Boniface Fadrique was a Catalan nobleman active in Central Greece as lord of Karystos from 1359 until 1365 and then as Count of Salona and owner of various other fiefs in the Duchy of Athens from 1366 until his defeat in a conflict with his nephew Louis Fadrique in the late 1370s.

Boniface was the son of Alfonso Fadrique, vicar-general of the Duchy of Athens and the Duchy of Neopatras, and of Marulla of Verona, daughter of the baron of Karystos, Boniface of Verona. When Alfonso Fadrique died in 1338, Boniface inherited his mother's barony of Karystos and various other possessions across Attica. He remained in Sicily until 1359, when he came to Greece to claim them. In 1365 however he sold his barony of Karystos with all its possessions, including serfs, to Venice, which had long coveted it, for 6,000 ducats.
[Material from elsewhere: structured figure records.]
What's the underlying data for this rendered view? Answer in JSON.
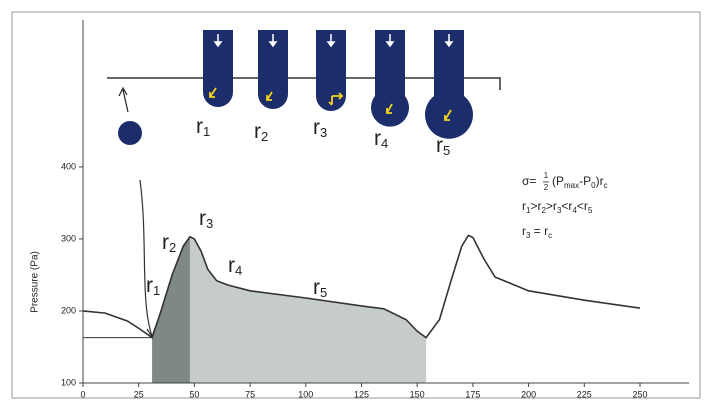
{
  "chart_data": {
    "type": "line",
    "y_label": "Pressure (Pa)",
    "x": [
      0,
      10,
      20,
      25,
      31,
      35,
      40,
      45,
      48,
      50,
      53,
      56,
      60,
      65,
      75,
      100,
      125,
      135,
      145,
      150,
      154,
      160,
      165,
      170,
      173,
      175,
      180,
      185,
      200,
      225,
      250
    ],
    "series": [
      {
        "color": "#333333",
        "values": [
          200,
          197,
          186,
          176,
          163,
          200,
          250,
          290,
          303,
          300,
          283,
          258,
          242,
          236,
          228,
          218,
          207,
          203,
          188,
          172,
          163,
          188,
          240,
          290,
          305,
          302,
          272,
          247,
          228,
          215,
          204
        ]
      }
    ],
    "reference_line": 163,
    "shaded_regions": [
      {
        "from": 31,
        "to": 48,
        "color": "#7e8987"
      },
      {
        "from": 48,
        "to": 154,
        "color": "#c5cccb"
      }
    ],
    "xlim": [
      0,
      272
    ],
    "ylim": [
      100,
      604
    ],
    "xticks": [
      0,
      25,
      50,
      75,
      100,
      125,
      150,
      175,
      200,
      225,
      250
    ],
    "yticks": [
      100,
      200,
      300,
      400
    ],
    "curve_labels": [
      {
        "base": "r",
        "sub": "1"
      },
      {
        "base": "r",
        "sub": "2"
      },
      {
        "base": "r",
        "sub": "3"
      },
      {
        "base": "r",
        "sub": "4"
      },
      {
        "base": "r",
        "sub": "5"
      }
    ],
    "diagram_labels": [
      {
        "base": "r",
        "sub": "1"
      },
      {
        "base": "r",
        "sub": "2"
      },
      {
        "base": "r",
        "sub": "3"
      },
      {
        "base": "r",
        "sub": "4"
      },
      {
        "base": "r",
        "sub": "5"
      }
    ],
    "formula": {
      "lhs": "σ=",
      "num": "1",
      "den": "2",
      "rhs": [
        {
          "t": "(P"
        },
        {
          "t": "max",
          "sub": true
        },
        {
          "t": "-P"
        },
        {
          "t": "0",
          "sub": true
        },
        {
          "t": ")r"
        },
        {
          "t": "c",
          "sub": true
        }
      ]
    },
    "relations": [
      [
        {
          "t": "r"
        },
        {
          "t": "1",
          "sub": true
        },
        {
          "t": ">r"
        },
        {
          "t": "2",
          "sub": true
        },
        {
          "t": ">r"
        },
        {
          "t": "3",
          "sub": true
        },
        {
          "t": "<r"
        },
        {
          "t": "4",
          "sub": true
        },
        {
          "t": "<r"
        },
        {
          "t": "5",
          "sub": true
        }
      ],
      [
        {
          "t": "r"
        },
        {
          "t": "3",
          "sub": true
        },
        {
          "t": " = r"
        },
        {
          "t": "c",
          "sub": true
        }
      ]
    ]
  }
}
James Fadrique had also willed to his brother "all his rights and properties" in the Duchy of Athens, including the County of Salona with Loidoriki and Veteranitsa, but not Zetounion and Siderokastron, which passed to James' son Louis Fadrique. James also gave the island of Aegina to Boniface, who granted it to his son Peter. When James died in 1366, this left Boniface and his nephew Louis as the two most powerful lords in the Catalan domains. The two got on badly, as Louis challenged the cession of his father's domains to Boniface. Louis prevailed in the dispute: in 1375 he was recognized by Frederick III of Sicily as vicar-general of Athens and Neopatras, and in a clash between Louis and Boniface soon after, the former prevailed. Boniface's son Peter was sent to exile and imprisonment in Aragon, Louis confiscated their domains, while Boniface himself died sometime before September 1380. On 8 May 1381 Boniface's widow Dulcia and her other son, John, obtained a royal pardon for Boniface as well as the restoration of his confiscated properties from Peter IV of Aragon. It is unclear, however, whether they actually received possession of any of these domains.